The movie is strongest when going into proto-slasher mode as Inès enacts her revenge against her coworkers, letting the film shuck off some of its workplace comedy trappings and get a little funky (and surprisingly gory at times). Douieb and Mampaka provide strong enough performances to anchor all of the switching genres in this movie, and even amidst such bloody circumstances, it’s hard not to laugh when Douieb clearly takes such ghoulish glee in Inès’ rampage, a rampage made thornier when the police come—not the real police, mind you, but the finance police, come to check if Patrick has been mismanaging his company.
“Employee of the Month” doesn’t have anything radical to say about gender dynamics in the workforce, but what it does discuss it does so with nuance and a strong dose of cynical enjoyment.

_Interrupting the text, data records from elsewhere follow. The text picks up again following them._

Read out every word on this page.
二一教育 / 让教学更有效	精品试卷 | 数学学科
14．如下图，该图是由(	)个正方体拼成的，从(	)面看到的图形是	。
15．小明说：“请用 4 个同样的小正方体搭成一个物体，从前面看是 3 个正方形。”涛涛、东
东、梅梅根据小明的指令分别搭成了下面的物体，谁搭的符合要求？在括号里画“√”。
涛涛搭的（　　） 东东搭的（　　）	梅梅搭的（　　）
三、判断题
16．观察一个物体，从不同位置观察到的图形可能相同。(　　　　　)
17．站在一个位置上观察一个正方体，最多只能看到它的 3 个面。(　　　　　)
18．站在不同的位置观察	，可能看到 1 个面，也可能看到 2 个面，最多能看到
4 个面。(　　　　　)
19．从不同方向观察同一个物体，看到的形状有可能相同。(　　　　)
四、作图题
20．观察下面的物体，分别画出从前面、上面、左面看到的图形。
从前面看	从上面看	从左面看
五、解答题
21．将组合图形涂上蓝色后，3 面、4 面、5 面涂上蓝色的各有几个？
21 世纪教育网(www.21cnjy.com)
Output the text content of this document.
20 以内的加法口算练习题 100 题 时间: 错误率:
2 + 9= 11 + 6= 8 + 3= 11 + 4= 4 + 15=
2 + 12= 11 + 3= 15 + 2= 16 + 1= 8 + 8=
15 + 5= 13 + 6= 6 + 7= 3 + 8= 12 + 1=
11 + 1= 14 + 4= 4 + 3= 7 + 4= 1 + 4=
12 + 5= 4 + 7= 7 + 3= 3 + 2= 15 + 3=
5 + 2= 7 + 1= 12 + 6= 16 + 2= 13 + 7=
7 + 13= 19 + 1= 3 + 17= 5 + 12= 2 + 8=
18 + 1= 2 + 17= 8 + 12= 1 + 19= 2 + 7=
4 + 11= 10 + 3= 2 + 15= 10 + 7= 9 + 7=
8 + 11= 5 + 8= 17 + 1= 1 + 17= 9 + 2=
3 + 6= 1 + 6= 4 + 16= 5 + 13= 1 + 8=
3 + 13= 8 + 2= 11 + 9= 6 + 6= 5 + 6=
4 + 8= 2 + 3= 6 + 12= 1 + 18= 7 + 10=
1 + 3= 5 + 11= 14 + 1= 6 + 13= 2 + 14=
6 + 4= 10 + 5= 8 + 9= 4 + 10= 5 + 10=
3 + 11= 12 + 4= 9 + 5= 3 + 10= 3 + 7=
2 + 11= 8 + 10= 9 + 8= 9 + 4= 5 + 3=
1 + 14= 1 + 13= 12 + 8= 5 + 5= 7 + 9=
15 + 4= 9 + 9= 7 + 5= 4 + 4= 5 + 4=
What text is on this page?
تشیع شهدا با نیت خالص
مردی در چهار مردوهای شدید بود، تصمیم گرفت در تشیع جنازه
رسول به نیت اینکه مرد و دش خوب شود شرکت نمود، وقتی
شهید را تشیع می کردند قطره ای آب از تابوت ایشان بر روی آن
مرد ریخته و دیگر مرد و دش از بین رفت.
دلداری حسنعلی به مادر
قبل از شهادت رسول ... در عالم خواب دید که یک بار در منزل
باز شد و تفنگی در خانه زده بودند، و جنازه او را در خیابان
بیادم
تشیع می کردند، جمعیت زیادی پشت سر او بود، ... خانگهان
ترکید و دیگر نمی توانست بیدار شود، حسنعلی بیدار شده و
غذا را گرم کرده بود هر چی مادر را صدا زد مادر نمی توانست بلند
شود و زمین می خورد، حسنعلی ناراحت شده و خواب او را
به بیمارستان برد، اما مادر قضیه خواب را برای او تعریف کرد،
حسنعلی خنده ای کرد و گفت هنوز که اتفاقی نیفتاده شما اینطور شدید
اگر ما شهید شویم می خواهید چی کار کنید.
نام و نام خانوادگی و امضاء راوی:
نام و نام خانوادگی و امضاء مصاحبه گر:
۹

It’s not only the men who put down Inès—other women adopt that “alpha male” mindset as well, sneering at Inès for lacking a backbone, and Inès in turn initially refuses to believe Melody was raped by a teacher, thinking that it would be hard for a girl as large as her to be forced into anything. “If it’s rape every time we don’t want it, then everybody… then we all got…,” Inès mumbles, and then it hits her. It’s a testament to Douieb and Mampaka that they can balance the comedic moments with ones like this.
Unfortunately, even with the strong performances and moments of fun, “Employee of the Month” does not entirely live up to the accolades of its title. There have been other feminist revenge stories done better, but there have also been other feminist revenge stories done more poorly; at 70 minutes, “Employee of the Month” feels more like a prolonged sketch than anything, but it’s elevated by moments of fun and moments of intelligence. If you have an hour to spare, there are worse ways to do it.
“Employee of the Month” was screened as part of the 2022 edition of the Tribeca Film Festival.